Which aspect of Singapore's behavior regularly leads to criticisms by regional countries of being arrogant?

Gabriel Seah's answer to Which aspect of Singapore's behavior regularly leads to criticisms by regional countries of being arrogant? - Quora

Singapore has been seen as arrogant for a long time.

In 1973 (Google News Archive Search ) the Financial Times's Asia Correspondent noted that "it may also be dangerous for Singapore to become too arrogant" and noted that most foreigners found the State "insular and arrogant".

2 decades later Chinese business partners of Singaporean investors also found them arrogant (Google News Archive Search ).

Simply put, in many ways Singapore is a victim of its own success.

Having come, according to the official memoirs of its Founding Father Lee Kuan Yew (LKY), "from Third World to First", Singapore and Singaporeans believe that the Singaporean way of doing things is not just good but the best.

Undoubtedly Singapore does things well. It is clean, efficient and economically prosperous - notably compared to its neighbors.

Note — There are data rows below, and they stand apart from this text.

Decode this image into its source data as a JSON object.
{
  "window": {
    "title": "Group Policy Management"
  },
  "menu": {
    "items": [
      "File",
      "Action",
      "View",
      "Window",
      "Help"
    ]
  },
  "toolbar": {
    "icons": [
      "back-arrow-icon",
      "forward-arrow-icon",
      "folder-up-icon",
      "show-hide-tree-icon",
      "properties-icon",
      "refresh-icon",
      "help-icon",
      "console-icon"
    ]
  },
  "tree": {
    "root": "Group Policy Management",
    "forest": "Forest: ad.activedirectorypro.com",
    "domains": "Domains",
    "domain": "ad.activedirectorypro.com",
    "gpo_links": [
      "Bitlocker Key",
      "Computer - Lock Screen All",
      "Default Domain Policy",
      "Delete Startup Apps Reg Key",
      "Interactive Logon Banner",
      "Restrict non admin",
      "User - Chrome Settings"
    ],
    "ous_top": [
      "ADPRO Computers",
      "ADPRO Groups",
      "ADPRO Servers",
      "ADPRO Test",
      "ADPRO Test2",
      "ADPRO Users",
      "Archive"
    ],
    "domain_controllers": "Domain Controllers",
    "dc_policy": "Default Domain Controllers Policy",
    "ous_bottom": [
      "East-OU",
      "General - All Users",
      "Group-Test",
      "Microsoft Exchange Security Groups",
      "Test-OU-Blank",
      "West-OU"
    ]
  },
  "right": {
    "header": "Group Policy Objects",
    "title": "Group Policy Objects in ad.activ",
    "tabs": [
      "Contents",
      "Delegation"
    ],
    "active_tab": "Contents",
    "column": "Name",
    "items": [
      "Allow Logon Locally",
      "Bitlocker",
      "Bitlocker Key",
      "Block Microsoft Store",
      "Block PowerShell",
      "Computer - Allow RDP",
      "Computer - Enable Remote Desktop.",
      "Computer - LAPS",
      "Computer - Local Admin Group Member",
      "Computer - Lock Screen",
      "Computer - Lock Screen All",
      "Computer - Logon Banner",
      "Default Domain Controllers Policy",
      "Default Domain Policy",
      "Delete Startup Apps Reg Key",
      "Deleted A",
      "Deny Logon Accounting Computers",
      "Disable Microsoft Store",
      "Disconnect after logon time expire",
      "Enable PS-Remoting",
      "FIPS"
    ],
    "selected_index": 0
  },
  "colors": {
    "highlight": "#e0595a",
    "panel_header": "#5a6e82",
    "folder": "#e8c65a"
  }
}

And all this has been achieved relatively quickly; of the 31 years from 1960 to 1990, Singapore's GDP grew at 7% per annum or more in 23 of them (The Economic Growth of Singapore).

This has led to an attitude (or perceived attitude) to its neighbours that sometimes borders on contempt, summarised by a Malaysian politician as thinking "the city state [is] the best, the most beautiful and intelligent while others are dirty, backward, bad and faulty" (Google News Archive Search).

LKY famously said that without good government, Singaporean women would "become maids in other people’s countries, foreign workers" (5 Quotes From Singapore’s Lee Kuan Yew). Given that there are many maids and foreign workers in Singapore who come from Singapore's region, this was telling evidence of a certain disregard for those countries and their peoples.

It is fashionable to bash politicians for all of a country's shortcomings, but non-politicians also have similar sentiments (Google News Archive Search). They "tend to believe the Singapore way of doing things [is] the best" and can come across as contemptuous. They also pay less attention to "face" issues (Mind the Gaps) or simply, buttering up the other party.

Malaysia is probably the country with which Singapore has the closest (love-hate) relationship with. That two having been one country until 50 years ago only serves to complicate the matter: in many ways, Malaysia is seen as a cautionary tale of what Singapore could have been, and Malaysians are seen as "lazy, corrupt, insecure and backward" (of course, Singaporeans are seen as "greedy, arrogant, godless and boring", but that is a separate story). Singaporeans also engage in bad behavior when they go to Malaysia, like speeding and littering (https://digital.library.adelaide...). Notably, they wouldn't do this while in Singapore.

Singapore's success is also in many ways due to its neighbours' failures. The aforementioned maids and foreign workers provide cheap labour that keeps the economy humming. The ASEAN scholarship that Singapore gives out to ASEAN nationals is seen as "'poaching' the creme de la creme of our youngsters" (The Great Malaysian Brain Drain) and accelerating brain drain in the region. This can seem like a slap in the face to other countries.

There is probably some jealousy mixed in here too. Singapore is small: a Chinese island in a sea of brown, and has less history and culture than its neighbours (Realism and Interdependence in Singapore's Foreign Policy). Despite that, it is so successful. There could also be post-colonial sentiment mixed in too, since the 1996 study (Google News Archive Search) found that Chinese people took Westerners' criticisms better than Singaporeans'.

Of course, it's not like other countries take all this lying down. Singapore has famously been described as "A little red dot in a sea of green" (highbeam.com A Little Red Dot in a Sea of Green; Foreign Policy and National Identity), an "irritating pimple" (Google News Archive Search) and snot (Snot flies in Taiwan-Singapore row).